Do you live and breathe Twitter? Do you like to tweet every turn letting the world know in 140 characters what your dinner was? Do you use the mobile app and wish there was one for your Linux desktop? Then Corebird is just for you. It’s a desktop client for Twitter that will integrate seamlessly into your Gnome or Unity desktop. Obviously, the app holds most value for the hardcore user, but for us mere mortals (the less die-hard Twitter fans), Corebird can still be appealing.
The Corebird website is unfortunately not very verbose when it comes to installation. They would simply ask the user to check with their distribution’s repositories, and if it’s not there, install it from source. Ubuntu 15.10 has no package named “corebird” in its repos, and if it does not have it, one cannot help, but wonder, what would.
Fortunately, there are various PPAs available, one of which allows for Corebird to be installed in the previous version, 15.04 as well. So to start tweeting from a newer Ubuntu desktop, you can do the following:
For everyone else there is always github and the sources.

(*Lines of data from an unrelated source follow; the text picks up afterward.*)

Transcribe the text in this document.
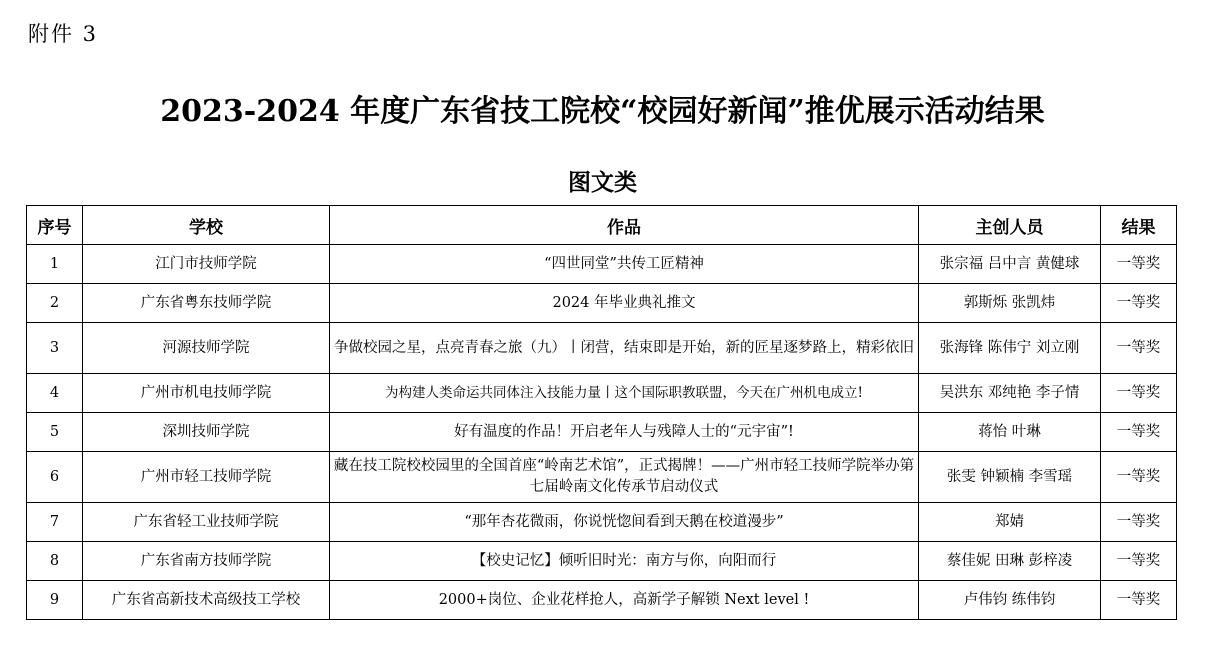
附件 3
2023-2024 年度广东省技工院校“校园好新闻”推优展示活动结果
图文类
序号	学校	作品	主创人员	结果
1	江门市技师学院	“四世同堂”共传工匠精神	张宗福 吕中言 黄健球	一等奖
2	广东省粤东技师学院	2024 年毕业典礼推文	郭斯烁 张凯炜	一等奖
3	河源技师学院	争做校园之星，点亮青春之旅（九）丨闭营，结束即是开始，新的匠星逐梦路上，精彩依旧	张海锋 陈伟宁 刘立刚	一等奖
4	广州市机电技师学院	为构建人类命运共同体注入技能力量丨这个国际职教联盟，今天在广州机电成立!	吴洪东 邓纯艳 李子情	一等奖
5	深圳技师学院	好有温度的作品！开启老年人与残障人士的“元宇宙”!	蒋怡 叶琳	一等奖
6	广州市轻工技师学院	藏在技工院校校园里的全国首座“岭南艺术馆”，正式揭牌！——广州市轻工技师学院举办第七届岭南文化传承节启动仪式	张雯 钟颖楠 李雪瑶	一等奖
7	广东省轻工业技师学院	“那年杏花微雨，你说恍惚间看到天鹅在校道漫步”	郑婧	一等奖
8	广东省南方技师学院	【校史记忆】倾听旧时光：南方与你，向阳而行	蔡佳妮 田琳 彭梓凌	一等奖
9	广东省高新技术高级技工学校	2000+岗位、企业花样抢人，高新学子解锁 Next level !	卢伟钧 练伟钧	一等奖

There are some quite useful instructions, too, that detail the required dependencies and how to compile from source. It is definitely worth checking out for it also acts as a sort of documentation for the software itself, at least as far as keyboard shortcuts go. It is sure to be more helpful then the aforementioned website that features what seems like the shortest FAQ in the history of FAQs.
When you first start the application you will of course need to link your Twitter account. This happens through a PIN number that Twitter will supply you with. Just press the “Request PIN” button.
And Twitter (in a browser) will ask you to authenticate the app.
Once you agree, you will be presented with a PIN that you can copy and paste into the app to start using it. The user interface is simple and straightforward.
On the top bar you can access your account details (1) or compose a new tweet (2), see your timeline (3), your mentions (4), your favourites (5), messages (6), view/create lists (7) or filters (8).
This is just about everything you can do on Twitter, too. One strange thing is that the displayed images get a bit narrow.
You can enlarge them with a click which will cause them to cover the whole Corebird window. This works particularly well with album covers which can now literally cover something. (Just click on the image to get back to your tweets.)
When you compose a new tweet, your
# tags will of course be highlighted, and you can also get suggestions for your mentions. You can add images with the massive
+ key at the bottom.
There is no separate URL shortening capability because Twitter automatically shortens URLs, and the app makes good use of this, too.
You can also access some basic setup options: make some very simple changes of the application’s interface (like maximum allowed media-size), choose how the tweets show up or the notifications behave, ano the most interesting option is the ability to add pre-defined snippets. You can assign keywords to ASCII snippets. If you type these keywords in the compose window and press TAB, they will get replaced with the snippets you specify.
If you need to quickly change your account details, you can do so by clicking on your avatar (from the main window) and choosing Settings. (You also have the ability to disconnect your account or even open a new one from here.) The only thing that did not seem to work was the retrieval of the cover image, which is a shame, as the account “showcased” here has a really cool over image.
There is only so much one can do with Twitter, but its popularity is mostly due to this very same simplicity. Short messages either in private or shouted out in public seem to retain their popularity since the SMS was invented, and Corebird brings the most popular platform of meaningless sentences and oversimplified communications right onto your desktop.